Take New York, where the median mortgage payment is more than $2,000 a month. Although it’s worth the investment, homeowners must earn a sizable income to afford to live here. The struggle becomes even harder when you’re faced with financial challenges.
The Pandemic And Economic Hardships
For the past two years (and even longer in some instances), property owners have struggled to keep up with mortgage payments. The global health and economic crisis has resulted in many people losing their jobs or falling behind on their bills. Some homeowners fear foreclosure despite government officials extending a helping hand through stimulus checks, moratoriums, payment plans, and other financial programs.
Saving Your Property
What do you do when the home you’ve worked so hard to keep all these years is suddenly up for grabs? While foreclosure may be the best decision for some people, it’s not your only option. Believe it or not, there are multiple considerations for New York property owners to save their investment. Continue reading to learn more.
Know Your Rights
Due to the extenuating circumstances, the pandemic caused, government officials created orders and mandates to provide property owners with new protections. Although most moratoriums are over, many executive orders included provisions like reasonable payment arrangements and forbearances to give residents more time to pay their mortgages. Familiarize yourself with these guidelines so you can exercise your rights and save your property.
Talk To Your Mortgage Provider
When you owe money, it’s natural to want to avoid the bill collector. No one wants to hear about the balance and due date, especially when you don’t have much to offer. Be that as it may, avoidance only makes matters worse. Your mortgage provider will assume you don’t want to resolve the problem and proceed with collection or foreclosure proceedings.
Contact your mortgage provider. Explain your current situation and ask about your options. Since everyone is having trouble right now, they are more inclined to work with you. If you’re not eligible for a forbearance or payment plan, ask about a loan modification vs. refinance to see if you can apply.
Financial Assistance Programs
Many homeowners need help to keep up with their mortgage payments right now, which is why there are programs that provide financial assistance. You could receive tens of thousands of dollars to apply to your mortgage to make payments more affordable. These programs are popular, and budgets run out quickly so, be sure to apply as soon as you can. The best part is you don’t have to repay the money, giving you a big head start on rebuilding your finances.
Take Out A Loan
Depending on how much you owe, your current income, and your credit status, you may be able to qualify for a personal loan to cover your mortgage payments.
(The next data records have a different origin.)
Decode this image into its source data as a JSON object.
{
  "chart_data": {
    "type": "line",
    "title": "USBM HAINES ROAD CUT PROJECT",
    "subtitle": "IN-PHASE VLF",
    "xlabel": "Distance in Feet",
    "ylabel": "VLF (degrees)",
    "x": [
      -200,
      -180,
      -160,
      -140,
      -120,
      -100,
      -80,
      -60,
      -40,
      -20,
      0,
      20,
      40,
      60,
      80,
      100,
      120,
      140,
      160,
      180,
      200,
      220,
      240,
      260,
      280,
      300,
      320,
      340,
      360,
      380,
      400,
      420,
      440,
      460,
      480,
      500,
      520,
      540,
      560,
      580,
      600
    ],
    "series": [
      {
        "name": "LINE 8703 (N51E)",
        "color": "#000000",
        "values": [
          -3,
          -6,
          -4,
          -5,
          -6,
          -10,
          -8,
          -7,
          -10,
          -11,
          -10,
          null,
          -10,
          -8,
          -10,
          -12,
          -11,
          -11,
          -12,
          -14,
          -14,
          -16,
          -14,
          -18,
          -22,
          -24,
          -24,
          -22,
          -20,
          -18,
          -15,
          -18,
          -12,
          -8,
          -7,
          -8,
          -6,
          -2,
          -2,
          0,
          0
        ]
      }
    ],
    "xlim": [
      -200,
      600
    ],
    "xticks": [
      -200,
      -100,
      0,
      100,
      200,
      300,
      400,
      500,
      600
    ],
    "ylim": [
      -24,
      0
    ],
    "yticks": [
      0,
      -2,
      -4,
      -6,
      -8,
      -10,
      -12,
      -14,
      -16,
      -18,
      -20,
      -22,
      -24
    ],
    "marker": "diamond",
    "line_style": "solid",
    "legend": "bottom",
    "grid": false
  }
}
Visit your local bank or credit union, a credit union similar to Gordon Simmons Service Credit Union. If you take this route, just remember you’ll be responsible for repaying the loan as well as your current mortgage every month. If the rate is too much, it’s better to explore other options.
Rent Out Your Home
Although you prefer to live alone, if you’re struggling financially, you may want to consider renting out your home. You can rent out a room, a finished basement, or other parts of your house and use the rental payments to cover the cost of your mortgage. You can offer a space for rent on a short or long-term basis, depending on your financial needs. Just ensure you draft an iron-clad lease and look for reputable tenants.
Affording mortgage in the state of New York is challenging for many homeowners. Thousands of property owners are fearful of facing foreclosure and having to leave their residences. Fortunately, this doesn’t have to be your story. Simply consider the advice listed above as a means to save your property as you strive to overcome these financially challenging times.